Portuguese Buns – Papo Secos
These Portuguese bread rolls have always been my favourite type of bun.
I grew up in a city that had a lot of Portuguese people and buying these fresh from the Portuguese bakeries was unbeatable.
Now that I don’t live anywhere close to a Portuguese bakery, I have to make them for myself!
Luckily they’re pretty simple to make. Try not to make too many at once, since these will go stale much faster than store bought bread.
Try topping them with my Portuguese Caçoila Moose Heart for an amazing sandwich!
- Prep Time2 hr
- Cook Time20 min
- Total Time2 hr 20 min
- Yield8-10 buns
- 1 packet or 2 1/4 teaspoons dry active yeast
- 2 teaspoons white sugar
- 2 cups lukewarm water
- 5 cups+ all-purpose flour
- 2 teaspoons salt
- 2 tablespoons butter, melted
- Cornmeal for dusting
Add the yeast, sugar, and water to a large mixing bowl.

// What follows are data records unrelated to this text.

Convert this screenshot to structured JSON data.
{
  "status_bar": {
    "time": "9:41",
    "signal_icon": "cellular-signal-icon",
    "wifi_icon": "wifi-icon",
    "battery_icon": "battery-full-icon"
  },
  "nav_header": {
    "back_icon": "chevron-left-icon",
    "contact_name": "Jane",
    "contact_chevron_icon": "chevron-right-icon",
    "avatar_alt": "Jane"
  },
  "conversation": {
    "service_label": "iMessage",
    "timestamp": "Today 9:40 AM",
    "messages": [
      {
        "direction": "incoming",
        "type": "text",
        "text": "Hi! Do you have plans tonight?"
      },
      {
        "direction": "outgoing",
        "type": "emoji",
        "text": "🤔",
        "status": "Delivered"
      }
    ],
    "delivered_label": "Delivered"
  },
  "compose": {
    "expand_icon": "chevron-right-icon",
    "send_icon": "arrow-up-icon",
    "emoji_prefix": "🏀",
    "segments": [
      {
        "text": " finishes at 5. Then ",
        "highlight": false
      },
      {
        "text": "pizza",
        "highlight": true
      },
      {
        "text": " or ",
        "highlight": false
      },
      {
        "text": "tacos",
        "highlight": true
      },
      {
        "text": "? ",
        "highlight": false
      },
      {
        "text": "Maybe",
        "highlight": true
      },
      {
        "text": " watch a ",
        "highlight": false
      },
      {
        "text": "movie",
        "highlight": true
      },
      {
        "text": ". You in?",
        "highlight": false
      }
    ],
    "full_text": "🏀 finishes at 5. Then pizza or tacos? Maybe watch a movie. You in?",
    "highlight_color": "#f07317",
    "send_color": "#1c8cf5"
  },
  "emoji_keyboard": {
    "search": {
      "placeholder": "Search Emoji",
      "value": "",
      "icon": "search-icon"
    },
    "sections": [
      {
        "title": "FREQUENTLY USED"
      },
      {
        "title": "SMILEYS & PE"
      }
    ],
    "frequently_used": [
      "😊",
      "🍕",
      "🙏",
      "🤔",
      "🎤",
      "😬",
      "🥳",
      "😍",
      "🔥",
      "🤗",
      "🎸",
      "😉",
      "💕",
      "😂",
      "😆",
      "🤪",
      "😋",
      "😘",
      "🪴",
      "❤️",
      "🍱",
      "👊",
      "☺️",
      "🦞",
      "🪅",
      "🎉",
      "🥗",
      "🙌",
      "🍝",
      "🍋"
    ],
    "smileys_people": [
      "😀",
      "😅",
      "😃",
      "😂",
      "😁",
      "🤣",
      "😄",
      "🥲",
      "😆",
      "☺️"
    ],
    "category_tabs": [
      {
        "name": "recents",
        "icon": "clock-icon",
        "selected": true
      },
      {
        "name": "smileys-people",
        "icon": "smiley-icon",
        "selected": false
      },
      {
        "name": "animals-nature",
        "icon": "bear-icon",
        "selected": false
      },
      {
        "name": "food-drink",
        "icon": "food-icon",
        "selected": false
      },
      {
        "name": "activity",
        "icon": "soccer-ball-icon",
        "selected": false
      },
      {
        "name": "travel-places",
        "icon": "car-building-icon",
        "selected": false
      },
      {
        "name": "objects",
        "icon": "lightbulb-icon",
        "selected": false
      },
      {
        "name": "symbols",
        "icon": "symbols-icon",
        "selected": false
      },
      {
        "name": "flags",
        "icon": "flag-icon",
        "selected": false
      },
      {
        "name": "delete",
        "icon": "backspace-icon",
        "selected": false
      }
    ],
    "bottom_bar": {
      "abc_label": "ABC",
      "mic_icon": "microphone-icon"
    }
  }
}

Stir everything together, then let sit for 5 minutes.
Slowly add in the flour, salt, and melted butter, stirring it all together with a wooden spoon.
Keep stirring until a dough ball begins to form, then switch to your clean hands to continue forming the dough into a ball, being sure to pick up all of the loose flour.
If the ball is too sticky to work with, add in small pinches of flour until it’s not so sticky.
Knead the dough in the bowl for 5 minutes. Smear some oil or melted butter around the inside of the bowl so the dough doesn’t stick, then cover the bowl with a damp towel or piece of plastic wrap.
Let rise for 1 hour in a warm place.
Tip the dough out of the bowl onto a floured surface and knead lightly for 1 or 2 minutes, or until the dough feels smooth.
Divide the dough into 8-10 smaller pieces.
Flour your hands and use them to shape the pieces into balls.
Set them on a floured surface and drape the towel or plastic wrap back over them and let them rest for 20 minutes.
Meanwhile place an ovenproof dish of water on the lower rack of the oven and preheat it to 425°F.
Flour the counter and your hands generously.
Take a piece of dough and gently pull at two opposing sides, creating an ovoid shape.
Press down on the oval gently, flattening it to about an inch (2cm) tall.
Take the edge of your hand and press it in the middle of the oval (from tip to tip).
Pinch the oval on either side to bring the edges of the crease you made with your hands together into a line.
Repeat with the rest of the dough balls.
Spread a small handful of cornmeal onto a lined baking tray.
Arrange the buns on top of the corn meal, then let them rest 5 minutes.
Put the tray into the oven for 15-20 minutes, or until the buns are golden brown.
Transfer buns to a rack to cool.
For the true chewy texture of Portuguese buns, leave them out on the counter for an hour or two before serving. Enjoy!